Según la leyenda, «a principios del siglo pasado, los jornaleros que buscaban trabajo se reunían en la plaza de San Francisco y pasaban el día allí, esperando que alguien les contratara.
Era tarde y una lenta procesión de desgraciados salía de la aislada plaza. Julián, el albañil, saludó a sus compañeros:
«Aquí se vende todo el pescado», les dijo con cara de resignación, y salió en dirección a la calle de los Álamos.
En el camino y en ese momento, alguien con cara de rico vino desde la dirección opuesta, vio las facciones de Julián, se acercó a él y, tras preguntar y confirmar que era albañil, le ofreció una gran suma de dinero para que hiciera algún trabajo en ese momento.
El albañil aceptó sin dudarlo.
El contratista le vendó los ojos y le llevó un largo camino hacia Jaén hasta que se detuvo en un lugar desconocido.
Dos golpes en la puerta fueron suficientes para que se abriera con sigilo.
Entraron inmediatamente y llevaron al albañil a un edificio lateral.
Allí le quitaron la venda de los ojos y escuchó lo que tenía que hacer, que era tapar un agujero en la pared.
Junto al agujero había ladrillos, yeso y una paleta.
Se puso a trabajar inmediatamente, pero cuando colocó el primer ladrillo se horrorizó al descubrir que había un cuerpo en el agujero.

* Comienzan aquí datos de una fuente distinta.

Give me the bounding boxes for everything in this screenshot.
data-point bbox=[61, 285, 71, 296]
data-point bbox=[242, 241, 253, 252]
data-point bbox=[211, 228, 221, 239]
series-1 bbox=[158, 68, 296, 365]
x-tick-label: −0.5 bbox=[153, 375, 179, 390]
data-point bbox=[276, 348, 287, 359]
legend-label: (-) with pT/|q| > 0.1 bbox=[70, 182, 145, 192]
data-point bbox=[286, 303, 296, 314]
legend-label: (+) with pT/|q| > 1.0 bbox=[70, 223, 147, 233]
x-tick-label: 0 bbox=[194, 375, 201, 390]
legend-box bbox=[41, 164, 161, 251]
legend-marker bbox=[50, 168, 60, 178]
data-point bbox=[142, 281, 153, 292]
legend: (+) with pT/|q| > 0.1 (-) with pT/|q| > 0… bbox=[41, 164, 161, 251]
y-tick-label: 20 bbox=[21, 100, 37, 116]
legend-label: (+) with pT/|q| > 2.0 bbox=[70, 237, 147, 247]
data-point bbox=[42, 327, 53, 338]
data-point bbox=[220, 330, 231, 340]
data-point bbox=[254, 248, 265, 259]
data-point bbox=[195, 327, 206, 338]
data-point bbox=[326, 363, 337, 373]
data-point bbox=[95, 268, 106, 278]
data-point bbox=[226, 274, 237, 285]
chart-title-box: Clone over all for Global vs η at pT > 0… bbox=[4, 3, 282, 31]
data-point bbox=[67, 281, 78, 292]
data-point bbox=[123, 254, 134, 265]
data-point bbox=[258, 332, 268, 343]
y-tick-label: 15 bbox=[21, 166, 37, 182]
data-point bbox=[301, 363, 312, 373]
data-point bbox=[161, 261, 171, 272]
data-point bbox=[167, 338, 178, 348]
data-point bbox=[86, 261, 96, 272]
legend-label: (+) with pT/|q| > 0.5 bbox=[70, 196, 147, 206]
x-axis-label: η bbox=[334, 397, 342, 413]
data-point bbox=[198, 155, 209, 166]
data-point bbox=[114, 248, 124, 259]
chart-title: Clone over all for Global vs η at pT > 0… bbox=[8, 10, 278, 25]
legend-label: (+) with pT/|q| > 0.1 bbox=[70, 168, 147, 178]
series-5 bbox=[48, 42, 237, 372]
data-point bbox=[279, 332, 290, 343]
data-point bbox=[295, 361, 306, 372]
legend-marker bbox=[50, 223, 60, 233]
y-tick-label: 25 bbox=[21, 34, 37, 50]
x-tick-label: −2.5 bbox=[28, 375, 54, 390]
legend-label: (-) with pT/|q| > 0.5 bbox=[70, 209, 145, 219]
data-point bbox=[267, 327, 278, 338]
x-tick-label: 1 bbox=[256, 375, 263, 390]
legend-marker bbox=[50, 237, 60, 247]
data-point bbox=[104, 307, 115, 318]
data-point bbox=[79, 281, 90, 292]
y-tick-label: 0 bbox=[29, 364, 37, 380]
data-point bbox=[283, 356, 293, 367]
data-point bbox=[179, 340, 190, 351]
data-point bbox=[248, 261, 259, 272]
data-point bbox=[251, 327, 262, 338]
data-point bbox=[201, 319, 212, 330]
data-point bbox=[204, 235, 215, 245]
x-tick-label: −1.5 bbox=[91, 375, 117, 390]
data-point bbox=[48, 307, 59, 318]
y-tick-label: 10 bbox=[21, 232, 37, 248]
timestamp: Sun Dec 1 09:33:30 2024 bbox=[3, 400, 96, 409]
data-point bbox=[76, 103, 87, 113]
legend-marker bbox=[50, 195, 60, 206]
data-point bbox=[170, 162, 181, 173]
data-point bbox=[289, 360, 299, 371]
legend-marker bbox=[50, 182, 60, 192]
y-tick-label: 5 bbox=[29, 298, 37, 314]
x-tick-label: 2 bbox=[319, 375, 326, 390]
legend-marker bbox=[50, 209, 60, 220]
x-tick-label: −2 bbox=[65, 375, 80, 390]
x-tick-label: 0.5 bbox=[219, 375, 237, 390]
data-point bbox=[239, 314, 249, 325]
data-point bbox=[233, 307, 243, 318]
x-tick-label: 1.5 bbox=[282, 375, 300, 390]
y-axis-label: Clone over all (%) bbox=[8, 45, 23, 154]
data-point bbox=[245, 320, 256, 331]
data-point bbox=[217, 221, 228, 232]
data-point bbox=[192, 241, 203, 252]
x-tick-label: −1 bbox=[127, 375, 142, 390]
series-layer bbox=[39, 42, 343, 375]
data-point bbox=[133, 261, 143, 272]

La cartera empezó a tintinear en la mano del contratista y la necesidad le obligó a continuar su trabajo.
Aquella noche, en su casa, el albañil no pudo evitar ver los ojos vidriosos del muerto en sus alas, no el siguiente.
Una mañana su mujer encontró al albañil colgado de las vigas del comedor, con la lengua fuera y los ojos desprendidos de las órbitas.